Further, since the delay amount of the delay line 45 is highly accurate, it is not necessary to adjust the timing of the sample hold pulse.

Further, by using the delay line 45 having a large number of taps, even when the electronic endoscope 22 having a new length is used, the tap having the optimum delay amount can be selected from the taps. Thus, it is possible to deal with the situation without replacing the sample hold pulse generating circuit.

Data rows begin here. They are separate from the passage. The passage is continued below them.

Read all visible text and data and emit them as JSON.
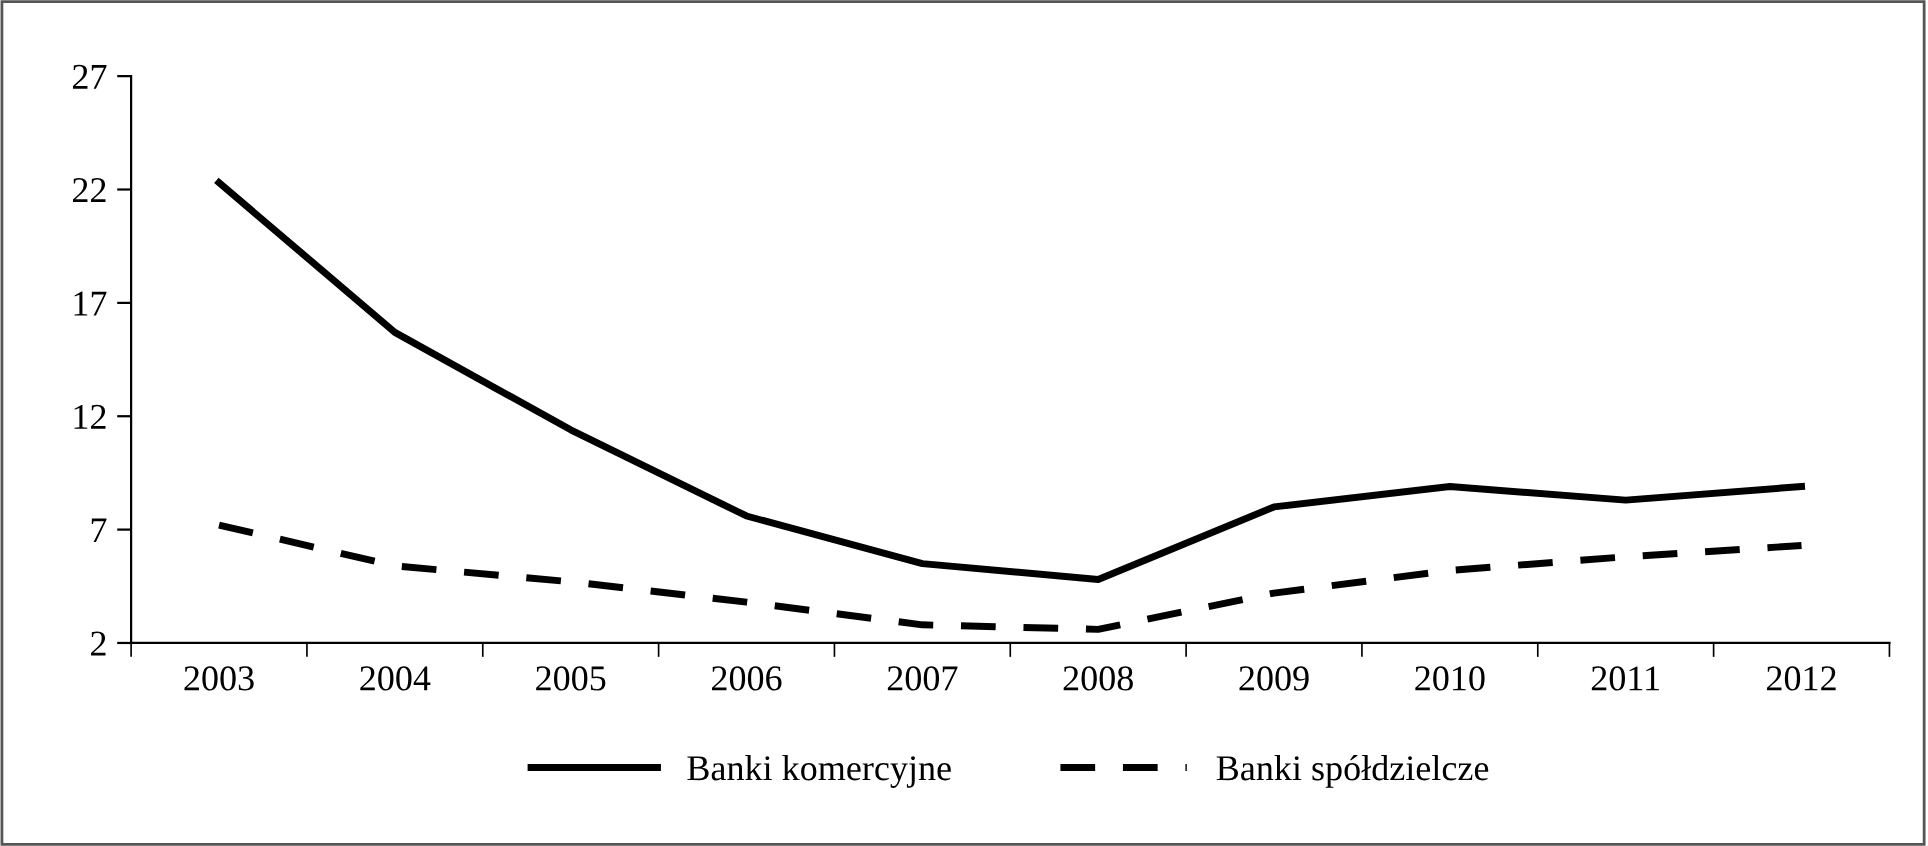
{
  "chart_data": {
    "type": "line",
    "categories": [
      "2003",
      "2004",
      "2005",
      "2006",
      "2007",
      "2008",
      "2009",
      "2010",
      "2011",
      "2012"
    ],
    "series": [
      {
        "name": "Banki komercyjne",
        "color": "#000000",
        "line_style": "solid",
        "values": [
          22.3,
          15.7,
          11.4,
          7.6,
          5.5,
          4.8,
          8.0,
          8.9,
          8.3,
          8.9
        ]
      },
      {
        "name": "Banki spółdzielcze",
        "color": "#000000",
        "line_style": "dashed",
        "values": [
          7.2,
          5.4,
          4.7,
          3.8,
          2.8,
          2.6,
          4.2,
          5.2,
          5.8,
          6.3
        ]
      }
    ],
    "ylim": [
      2,
      27
    ],
    "yticks": [
      2,
      7,
      12,
      17,
      22,
      27
    ],
    "grid": false,
    "legend": "bottom",
    "marker": "none"
  }
}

The present invention is not limited to the above-mentioned embodiment, and for example,
The number of taps of the delay line 45 with a plurality of taps, the delay amount interval between the taps, and the like can be set arbitrarily. Further, the address setting of the multiplexer 46 is not limited to using the pins provided on the connector 23, but may be using the setting means provided on the video processor 24 side.

[Effects of the Invention] As described above, according to the present invention, the circuit configuration of the video processor connectable to a plurality of electronic endoscopes having different lengths can be simplified, and the timing adjustment of the sample hold pulse is unnecessary. There is an effect that can be.

[Brief description of drawings]

1 to 3 relate to an embodiment of the present invention, FIG. 1 is an explanatory view showing the configuration of an electronic endoscope apparatus, and FIG. 2 is a side view showing the whole electronic endoscope apparatus. FIG. 3 is an explanatory diagram showing a configuration of a delay line, FIG. 4 is an explanatory diagram showing a configuration of a conventional electronic endoscope apparatus, and FIG. 5 is a driving pulse of a solid-state image pickup device, a video signal, and a sample hold pulse. It is a waveform diagram. 21 …… Electron endoscope device, 22 …… Electronic endoscope 23 …… Connector 24 …… Video processor 37 …… Solid-state image sensor, 40 …… Pulse generation circuit 41,42 …… Signal line 43 …… Sample hold Circuit 44 …… Video signal processing circuit 45 …… Delay line with multiple taps 46 …… Multiplexer

Claims (1)

[Claims] 1. An electronic endoscope capable of deriving an output signal of a solid-state image pickup device provided as an image pickup means at a distal end portion of an insertion portion through a signal line inserted in the insertion portion, and the electronic endoscope. And a video processor for extracting a video component at the timing of a sample hold pulse from the output signal of the solid-state image sensor input via the signal line using a sample hold circuit and processing the video signal. In the endoscope apparatus, a drive pulse for driving the solid-state imaging device and a pulse generation circuit for generating a reference sample hold pulse synchronized with the drive pulse in the video processor, and the reference generated by the pulse generation circuit. The sample-and-hold pulse is delayed by a plurality of different delay amounts, and a pulse with a different delay amount is output from each of the taps. The delay line with taps and the pulse with the different delay amount from each tap of the delay line with multiple taps are input, and the pulse with the delay amount according to the length of the signal line of the electronic endoscope is selected from among these pulses. A multiplexer that selects and sends the sample-hold pulse to the sample-hold circuit as a sample-hold pulse.